The boss of Goldman Sachs is set to perform at the major US music festival Lollapalooza alongside the likes of Dua Lipa and Metallica in July.
David Solomon, who is a dance music DJ outside his day job, was one of the acts organisers announced on Tuesday.
The 60-year-old, who is one of the last listed on the festival's line-up, said he was excited to play the event.
Goldman Sachs declined to comment on the gig.
Mr Solomon, who joined Goldman in 1999, shared the news of the gig, which typically draws about 400,000 people, on Instagram.
The banker, who earned $35m last year, said proceeds would benefit non-profit organisations focused on tackling addiction.
Mr Solomon started DJing in 2015 and founded his own record label in 2018 - the same year Goldman named him chief executive.
He has collaborated with Grammy winners and performed on other stages including a party hosted by Sports Illustrated in January. He released his latest track Heatwave in February, which his label describes as a "piano house" with "funkier UK" influences.
In a podcast last year, he said making music helped him relax - and despite some telling him it posed a risk for his banking career, he didn't see a need to stop performing.
"I thought about it and I said, 'I enjoy this, I'm not doing anything wrong, I'm not breaking any laws, I'm having fun,'" he said. "Why should I stop doing something I'm really enjoying?"
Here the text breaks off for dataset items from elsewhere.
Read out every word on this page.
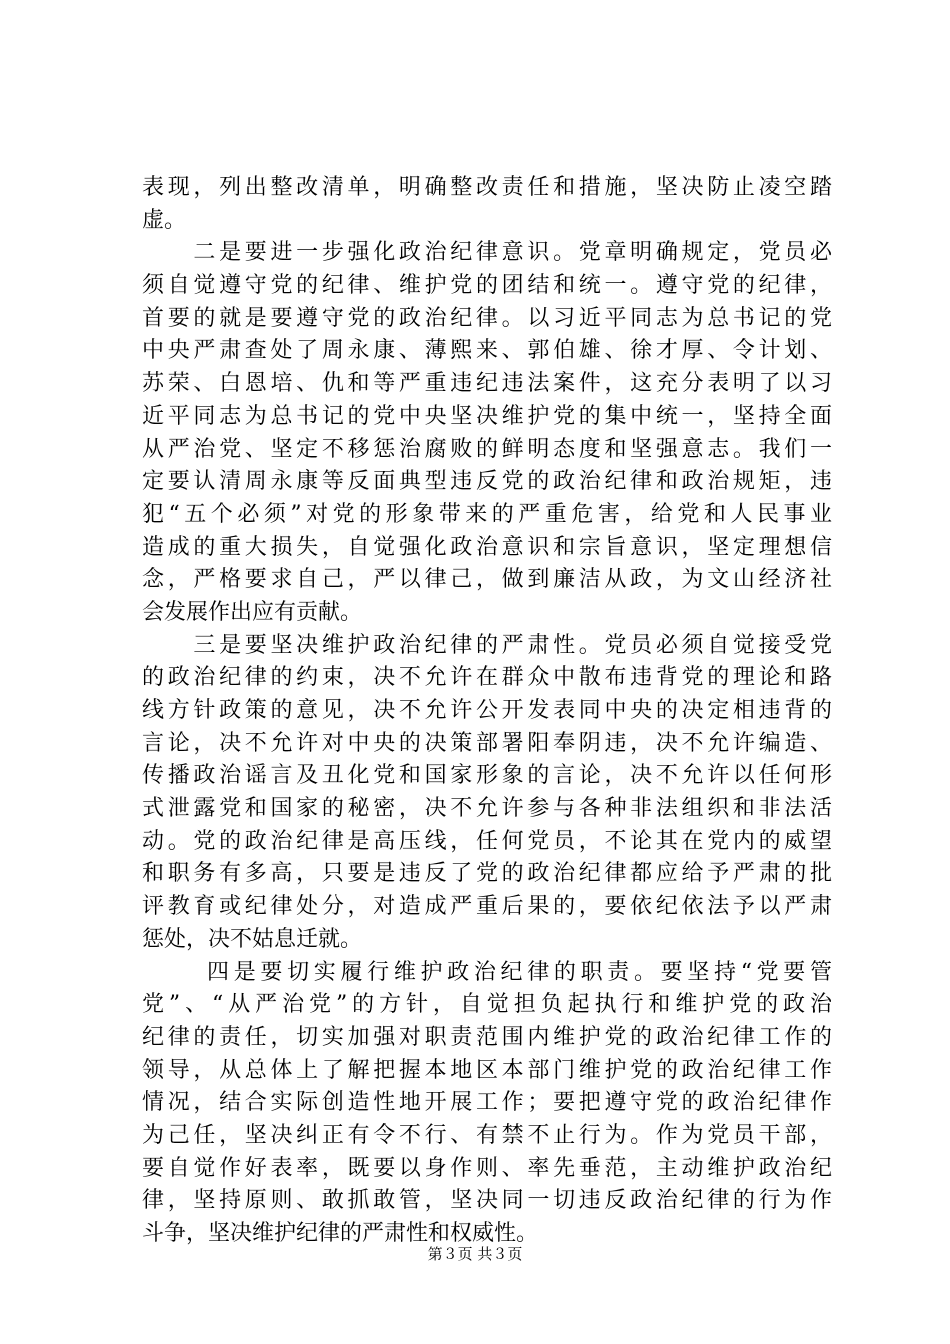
表现，列出整改清单，明确整改责任和措施，坚决防止凌空踏
虚。
　　二是要进一步强化政治纪律意识。党章明确规定，党员必
须自觉遵守党的纪律、维护党的团结和统一。遵守党的纪律，
首要的就是要遵守党的政治纪律。以习近平同志为总书记的党
中央严肃查处了周永康、薄熙来、郭伯雄、徐才厚、令计划、
苏荣、白恩培、仇和等严重违纪违法案件，这充分表明了以习
近平同志为总书记的党中央坚决维护党的集中统一，坚持全面
从严治党、坚定不移惩治腐败的鲜明态度和坚强意志。我们一
定要认清周永康等反面典型违反党的政治纪律和政治规矩，违
犯“五个必须”对党的形象带来的严重危害，给党和人民事业
造成的重大损失，自觉强化政治意识和宗旨意识，坚定理想信
念，严格要求自己，严以律己，做到廉洁从政，为文山经济社
会发展作出应有贡献。
　　三是要坚决维护政治纪律的严肃性。党员必须自觉接受党
的政治纪律的约束，决不允许在群众中散布违背党的理论和路
线方针政策的意见，决不允许公开发表同中央的决定相违背的
言论，决不允许对中央的决策部署阳奉阴违，决不允许编造、
传播政治谣言及丑化党和国家形象的言论，决不允许以任何形
式泄露党和国家的秘密，决不允许参与各种非法组织和非法活
动。党的政治纪律是高压线，任何党员，不论其在党内的威望
和职务有多高，只要是违反了党的政治纪律都应给予严肃的批
评教育或纪律处分，对造成严重后果的，要依纪依法予以严肃
惩处，决不姑息迁就。
　　 四是要切实履行维护政治纪律的职责。要坚持“党要管
党”、“从严治党”的方针，自觉担负起执行和维护党的政治
纪律的责任，切实加强对职责范围内维护党的政治纪律工作的
领导，从总体上了解把握本地区本部门维护党的政治纪律工作
情况，结合实际创造性地开展工作；要把遵守党的政治纪律作
为己任，坚决纠正有令不行、有禁不止行为。作为党员干部，
要自觉作好表率，既要以身作则、率先垂范，主动维护政治纪
律，坚持原则、敢抓敢管，坚决同一切违反政治纪律的行为作
斗争，坚决维护纪律的严肃性和权威性。
第３页 共３页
The hobby has landed him in hot water at times. For example, in 2020 he appeared at a charity event in New York later investigated for violating social distancing guidelines.
Social media reaction was mixed, ranging from congratulatory to incredulous outrage that one of the most powerful bankers in the world should be offered a second stage.
"Super cool!" commented Damian Pelliccione, co-founder of Queer TV network Revry, on Mr Solomon's Instagram page. "You inspire me!"
But DJ Joe Nice, known for his dubstep music, said Lollapalooza organisers should be ashamed.
"Goldman Sachs generated record profits in 2021 during a pandemic where millions of Americans lost their jobs, health insurance, life savings, and homes," he wrote. "When David Solomon "DJ D-Sol" takes the stage, walk out."
New figures show that the average bonus for New York bankers in 2021 jumped by 20% on the previous year to a record $257,000 (£195,000) as Wall Street banks reported strong profits.
The Office of the New York Comptroller said the rise was higher than an expected 15.7% increase. The total bankers' bonus pool for 2021 swelled by 21% to $45bn.
But New York comptroller Thomas DiNapoli said: "Recent events are likely to drive near-term profitability and bonuses lower.
"Markets are turbulent as other sectors' recovery remains sluggish and uneven, and Russia wages an inexcusable war on Ukraine's freedom.